We’ve had several “Rival shotgun” platforms come out this past year. The Adventure Force Liberator appeared online at Walmart, and then the Xshot Chaos Orbit became available in the fall. Now, Nerf puts out the Takedown at the end of the year. It’s a solid, Kronos-based blaster, As such, it’s a fun, reliable option for running light – as long as you have a good grip on it.
The Takedown, like the Rival Charger, is a fairly plain shell with smooth surfaces. It’s surprisingly comfortable to hold; the angled main grip is wide, but not too wide. If you’re the type to aim down the sights, however, you may find that rather severe angle uncomfortable. after prolonged use. The pump grip, meanwhile, is wide and can handle an entire adult hand. This, however, is the one real weak point of the design; being smooth, and only having a small ridge at the back, it’s easy for sweaty hands to slip on if you’re not careful.
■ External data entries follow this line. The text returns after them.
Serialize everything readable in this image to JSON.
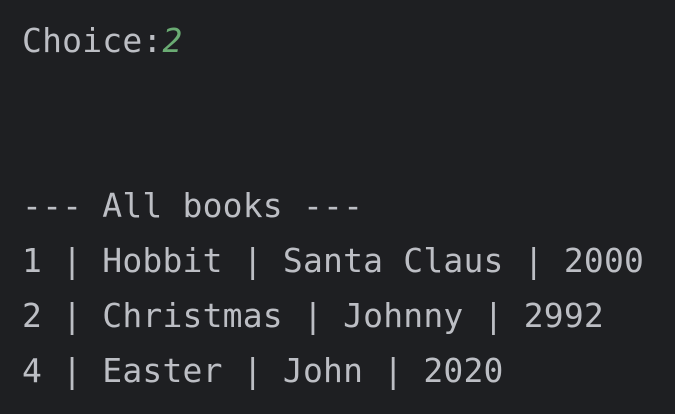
{
  "console": {
    "prompt_label": "Choice:",
    "prompt_input": "2",
    "header": "--- All books ---",
    "rows": [
      "1 | Hobbit | Santa Claus | 2000",
      "2 | Christmas | Johnny | 2992",
      "4 | Easter | John | 2020"
    ]
  },
  "colors": {
    "background": "#1e1f22",
    "text": "#bcbec4",
    "user_input": "#6aab73"
  }
}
The blaster has all the things you’d expect from a Rival blaster: a stiff spring, a nice trigger pull, and a nearby safety switch and repriming tab, in case of jams. There is an extended tactical rail on top of the blaster, in case you want to mount something like a red dot sight. However, that may interfere with normal operations like reloading, if improperly placed. Use the space at your own leisure, and be mindful.
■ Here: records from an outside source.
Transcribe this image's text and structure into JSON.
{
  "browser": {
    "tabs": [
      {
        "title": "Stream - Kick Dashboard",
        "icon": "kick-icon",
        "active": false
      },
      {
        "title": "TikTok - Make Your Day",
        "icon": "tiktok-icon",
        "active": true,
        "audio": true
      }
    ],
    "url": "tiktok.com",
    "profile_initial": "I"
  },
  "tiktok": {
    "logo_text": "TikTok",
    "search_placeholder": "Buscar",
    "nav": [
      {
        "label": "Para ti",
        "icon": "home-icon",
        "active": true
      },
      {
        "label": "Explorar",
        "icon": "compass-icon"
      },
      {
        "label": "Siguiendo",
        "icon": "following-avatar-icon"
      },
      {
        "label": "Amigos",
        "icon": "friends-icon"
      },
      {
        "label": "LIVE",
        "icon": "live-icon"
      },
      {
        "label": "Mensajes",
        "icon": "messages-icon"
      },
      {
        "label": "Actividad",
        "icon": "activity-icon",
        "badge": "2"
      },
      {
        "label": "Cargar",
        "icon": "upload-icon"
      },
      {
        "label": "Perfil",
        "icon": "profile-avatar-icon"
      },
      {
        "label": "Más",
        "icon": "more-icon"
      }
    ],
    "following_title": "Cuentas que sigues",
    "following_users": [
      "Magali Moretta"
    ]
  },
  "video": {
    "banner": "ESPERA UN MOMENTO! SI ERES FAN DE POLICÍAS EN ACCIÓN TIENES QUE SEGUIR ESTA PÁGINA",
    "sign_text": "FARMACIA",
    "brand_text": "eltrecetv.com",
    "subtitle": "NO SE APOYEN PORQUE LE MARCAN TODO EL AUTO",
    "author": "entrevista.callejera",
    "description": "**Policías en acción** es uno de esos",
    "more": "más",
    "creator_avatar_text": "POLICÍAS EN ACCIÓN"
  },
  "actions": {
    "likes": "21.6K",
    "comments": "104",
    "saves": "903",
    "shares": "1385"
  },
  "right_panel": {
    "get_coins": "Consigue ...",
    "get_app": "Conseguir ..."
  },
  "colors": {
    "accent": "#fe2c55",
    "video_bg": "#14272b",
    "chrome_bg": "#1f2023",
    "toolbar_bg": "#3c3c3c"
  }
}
Speaking of reloading, the blaster holds (and comes with) eight Rival balls. It loads in the same fashion as the Kronos, Jupiter, Heracles, and other blasters. It’s essentially a pump-action Overwatch Reaper blaster, just without the styling and expense. As with recent blaster releases, there is no loading door to move out of the way (an improvement from the Kronos). You simply have to prime the blaster to open access to the internal magazine.
The Rival Takedown performs rather well – my Takedowns averaged 96fps, better than the advertised 90fps. The rate of fire is, at best, two balls per second; the blaster has no “slam-fire” feature for faster firing.
The Takedown looks largely as expected on the inside. The plunger tube and magazine act as a single unit, moving back and forth within the shell a small distance to allow reloading. I would expect the blaster to be able to take similar spring upgrades to the Kronos, However, do be mindful that the blaster is already under some stress due to the spring being pre-compressed. You may need to prime the blaster first prior to reassembly.
The Takedown is a fun, easy-to-use platform for running light at a war. It’s simple to operate and reload, and at $20 is a nice deal as well. It doesn’t have quite the capacity of other blasters at its price point, but it does a fine job regardless. Presumably, blue ones will be available in the future – at the moment, only red is available.